A gasoline engine is an Otto Cycle engine, which depends on being able to compress the air/fuel mixure and when that mixure has burned (and thus gotten hot) being able to mechanically harness the expansion of the hot gasses. The better the combustion chamber is at sealing, the better and more efficiently the engine will run.
So a very important diagnostic test of the health of a gasoline engine is to "pressure test" the cylinders.
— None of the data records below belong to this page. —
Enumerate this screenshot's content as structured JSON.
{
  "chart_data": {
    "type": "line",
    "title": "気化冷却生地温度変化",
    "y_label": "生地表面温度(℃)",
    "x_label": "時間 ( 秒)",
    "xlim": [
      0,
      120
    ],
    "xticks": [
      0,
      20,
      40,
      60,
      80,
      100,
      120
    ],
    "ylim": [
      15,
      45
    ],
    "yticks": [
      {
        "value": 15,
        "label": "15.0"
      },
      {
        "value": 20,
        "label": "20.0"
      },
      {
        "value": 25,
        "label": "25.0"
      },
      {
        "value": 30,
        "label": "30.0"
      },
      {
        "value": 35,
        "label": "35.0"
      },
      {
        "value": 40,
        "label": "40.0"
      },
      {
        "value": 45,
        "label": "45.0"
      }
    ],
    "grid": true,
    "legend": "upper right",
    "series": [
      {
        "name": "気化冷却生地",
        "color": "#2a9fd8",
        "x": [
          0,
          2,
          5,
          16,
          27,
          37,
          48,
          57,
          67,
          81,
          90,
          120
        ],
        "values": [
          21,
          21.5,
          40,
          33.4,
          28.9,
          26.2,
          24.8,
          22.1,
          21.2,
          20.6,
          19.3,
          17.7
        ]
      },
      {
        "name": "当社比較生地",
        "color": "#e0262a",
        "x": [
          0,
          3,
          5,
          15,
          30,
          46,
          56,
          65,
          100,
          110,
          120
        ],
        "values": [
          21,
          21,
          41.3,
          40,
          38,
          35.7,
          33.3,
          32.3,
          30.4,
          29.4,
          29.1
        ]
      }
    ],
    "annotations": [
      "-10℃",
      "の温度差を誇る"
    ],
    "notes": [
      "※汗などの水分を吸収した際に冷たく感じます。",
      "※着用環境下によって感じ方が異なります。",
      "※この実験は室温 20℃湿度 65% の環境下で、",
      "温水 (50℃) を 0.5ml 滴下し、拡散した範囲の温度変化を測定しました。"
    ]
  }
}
One way to do this is to employ a "leak-down" tester:
High pressure air comes in from the left, and the right side is connected to a hose with a special hose end that fits into the spark plug hole in the cylinder (instead of the spark plug). The gauge on the left reads the input pressure, the gauge on the right essentially tells you how "good" the cylinder is at holding that pressure. I recently discovered that the valves on the right side (cylinders #1 and #2) of my beetle had drifted drastically out of spec in roughly 1000 miles, which typically indicates trouble. I bought the above pressure tester on ebay and tested all four cylinders on Friday. The testing indicated the same story, cylinders 1 and 2 are not happy, cylinders 3 and 4 are fine. Here is the reading on one of the good cylinders:
So I will definitely need to pull the engine and at least look at the combustion chamber side of the right hand cylinder head to try to diagnose what's going on. Keep in mind, since I was just figuring out how to do this, I did tests tests with the engine cold, which is not the correct way. Now that I roughly know what I'm doing, I will take the car out for a drive and test the cylinders again with the engine warm.